Some companies are collecting lots of information from their customers, and they want to share that information with trusted partners in a secure manner. This is done through a data lake that stores the data. Managing all this information has become a challenge. Companies are struggling with how to manage permissions on data lakes. To control the permissions, AWS provides the IAM roles and authentication facilities to ensure whether or not the data is maintained and excessed by the concerning authorities. Here need to set up some rules and guidelines specific to those permissions. They can control the access to the data that they have collected. If they want to control the access to the data, they will set up permission policies on the data lake.
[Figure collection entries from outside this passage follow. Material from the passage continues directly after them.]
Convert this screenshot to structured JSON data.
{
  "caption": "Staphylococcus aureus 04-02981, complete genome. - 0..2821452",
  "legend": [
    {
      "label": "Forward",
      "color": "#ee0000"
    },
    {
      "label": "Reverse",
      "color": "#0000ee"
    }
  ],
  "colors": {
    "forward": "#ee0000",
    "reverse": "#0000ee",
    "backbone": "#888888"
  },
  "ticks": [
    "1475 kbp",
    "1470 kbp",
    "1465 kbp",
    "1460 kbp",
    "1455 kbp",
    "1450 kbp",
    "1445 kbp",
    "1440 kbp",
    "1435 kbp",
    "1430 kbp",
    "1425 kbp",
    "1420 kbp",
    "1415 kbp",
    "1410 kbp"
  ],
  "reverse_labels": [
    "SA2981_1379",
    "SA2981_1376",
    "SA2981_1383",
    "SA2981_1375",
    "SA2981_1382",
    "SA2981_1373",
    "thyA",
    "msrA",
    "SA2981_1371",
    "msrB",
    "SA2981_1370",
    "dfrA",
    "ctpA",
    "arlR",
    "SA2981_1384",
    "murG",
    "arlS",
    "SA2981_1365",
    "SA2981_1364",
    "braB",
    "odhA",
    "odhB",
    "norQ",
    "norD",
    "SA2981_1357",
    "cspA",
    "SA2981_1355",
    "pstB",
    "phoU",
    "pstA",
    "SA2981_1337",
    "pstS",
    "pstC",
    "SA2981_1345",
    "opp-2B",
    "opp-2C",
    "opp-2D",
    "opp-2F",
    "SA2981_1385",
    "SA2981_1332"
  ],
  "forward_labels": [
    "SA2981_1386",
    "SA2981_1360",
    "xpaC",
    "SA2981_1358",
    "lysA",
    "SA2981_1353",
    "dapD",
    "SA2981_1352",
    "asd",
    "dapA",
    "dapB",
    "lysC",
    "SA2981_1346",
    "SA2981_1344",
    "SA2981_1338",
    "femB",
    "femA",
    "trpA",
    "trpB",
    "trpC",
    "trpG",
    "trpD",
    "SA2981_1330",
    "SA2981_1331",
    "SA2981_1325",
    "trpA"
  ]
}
Each data domain – producer, consumer, and governance — is responsible for building its technology stack. But, with AWS native services, Lake House Architecture offers a repeatable blueprint that organizations can use to scale their data mesh design. A consistent technical foundation helps ensure that your organization can integrate AWS native analytics services with the Lake House architecture. The technology is consistent across all services, so features are supported, scale and performance are baked in, and costs remain low. In Data Mesh architecture AWS enforces control decisions through in-place consumption and also provides cross-enterprise visibility of data consumption

The central data governance account doesn’t store any data in itself; it only provides features allowing producers to register and create catalog entries with AWS Glue from all their S3 buckets. The data that is stored in it consists of logs only. The account is centrally defined, ensuring data governance policies are enforced across all data analytics applications. Users are only authorized to access the data using a role, with governance and auditing provided in a single place. Lake Formation centrally manages all data access across resources and enables enterprise-wide data sharing through resource shares.

Conclusion

Cloud computing can be daunting, especially when implementing a data mesh. That’s why it helps to use managed and serverless services. You can do that by leveraging AWS Glue, Lake Formation, Athena, and Redshift Spectrum, to name a few. These services offer a well-understood, performant, scalable, and cost-effective solution to ingest, prepare, and serve data.

It doesn’t matter if you’re an analyst, developer, business user, or data scientist. If you can access data, you can leverage a data mesh.

And lastly, when using AWS as the underlying infrastructure to host a data mesh platform, you can manage your infrastructure, including security.